It’s Millwall this Saturday, a club that holds a place of its own along the timeline of my football career.
It was on March 6, 1993, that I was included in the Sunderland first-team squad for the first time due to Tim Carter falling ill the day before.
At that time, teams didn’t usually opt to have keepers on the bench, but, sensibly, the No 2 always traveled in case anything happening to the keeper who was playing, be it illness or an injury in the warm-up.
So there I was, 16 years old, looking more like 12 and so nervous it looked like there was an earthquake going off inside me.
I’m not sure if it would be of the same help these days, but back then I could have done with a handbook to prepare myself for being new into the first-team squad.
It all starts when you get on the coach to travel down the day before and you’re faced with the problem of where to sit.
If you don’t know about this, every first-team regular has their spot, or their table, where they sit at every away trip. That’s just the way it is.
Your choice of place depends on your place in the hierarchy, which clique you’re in and your age.

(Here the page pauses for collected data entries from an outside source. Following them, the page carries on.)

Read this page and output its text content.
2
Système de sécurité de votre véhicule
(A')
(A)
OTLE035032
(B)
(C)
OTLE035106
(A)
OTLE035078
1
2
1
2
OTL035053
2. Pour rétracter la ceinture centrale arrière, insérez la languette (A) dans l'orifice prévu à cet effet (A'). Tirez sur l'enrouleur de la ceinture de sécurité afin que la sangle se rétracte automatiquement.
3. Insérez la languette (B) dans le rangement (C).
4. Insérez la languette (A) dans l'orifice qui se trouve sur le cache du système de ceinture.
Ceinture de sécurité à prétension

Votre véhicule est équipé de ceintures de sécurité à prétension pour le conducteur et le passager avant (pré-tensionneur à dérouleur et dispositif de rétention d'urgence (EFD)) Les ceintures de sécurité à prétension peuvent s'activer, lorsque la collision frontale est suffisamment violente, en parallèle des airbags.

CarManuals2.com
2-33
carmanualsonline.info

There were various pick-up points for the players, which included The Board Inn in Herrington and The Tontine on the A19. This was simply done so that, on our return, players could be dropped off nearer their homes and not have to go all the way back to Roker Park and then double back on themselves after a long return journey late at night.
The problem it posed for me was that the bus was half empty as we left Roker Park and it felt like a game of musical chairs as every time I took a seat, I was met with “you can’t sit there...that’s Bally’s seat” or “You can’t sit at that table...hat’s where the lads play cards.”
It got to the point where I seriously considered just asking the driver to stop the bus and let me climb underneath where all the bags were stored. I’d have been safer there anyway.
Eventually I found a spot where nobody else had claimed and settled in for the journey to London. Thirty seconds into my period of relaxation, a figure loomed over me.
It was Bally. “What are you doing sat down there?” he asked me. I’ve since got to know that Kevin Ball is one of the finest men in or out of football, but, as a first-year apprentice, it was impossible for anything he said to me not feel menacing.
I’d watched from the stands as Bally literally ran through people as if they weren’t there so, to me, the fear was justified.
I probably had a stupid look on my face as I was thinking about his question because every answer that I thought about giving sounded wrong.
I was right to think that. There wasn’t a right answer to it.
I became very defensive, as if he was accusing me of something. Which of course he was. I murmured “nothing, Bally. I’m not doing anything” as if I’d been caught doing something I shouldn’t have been by a teacher.
“Exactly my point,” Bally said, expecting the reply I gave hime. He’d done this dance before. “You’re doing nothing and you shouldn’t be. Now, I want you to start from the manager and work your way to the back of the bus and ask everyone if they would like a tea or a coffee.
“And once you’ve made everyone what they want, then you start at the front again.”
It was the equivalent of painting the Forth Bridge.
This was my second lesson after the seat arrangements; the youngest player on the coach always looked after the other players and staff for refreshments.
It’s something that Michael Gray was pleased about as the duties were passed on to the likes of Martin Smith, Michael Bridges, Sam Aiston and myself.
It might seem an insignificant thing, making tea, but was part of the process of of becoming a professional footballer.
It’s about being given a job to do by a leader, for the good of the rest of the team, and doing it to the best of your ability.
It’s about earning your place among the group and knowing you can be relied upon to do these small, menial tasks.
Sometimes you got verbal abuse simply because you were an easy target.
Sometimes, when your work wasn’t up to standard, you were reprimanded. But, in a small way, it was preparing you for what was in store should you make it.
The small jobs you were responsible for were tests to see how diligent you were. And more than that, do you know how good your balance and core strength has to be to carry what is basically lava in a cup down the length of a team bus hurtling 70mph down a motorway whilst being heckled without spilling it on yourself or, more importantly, on others?
The football itself is piece of cake compared to that.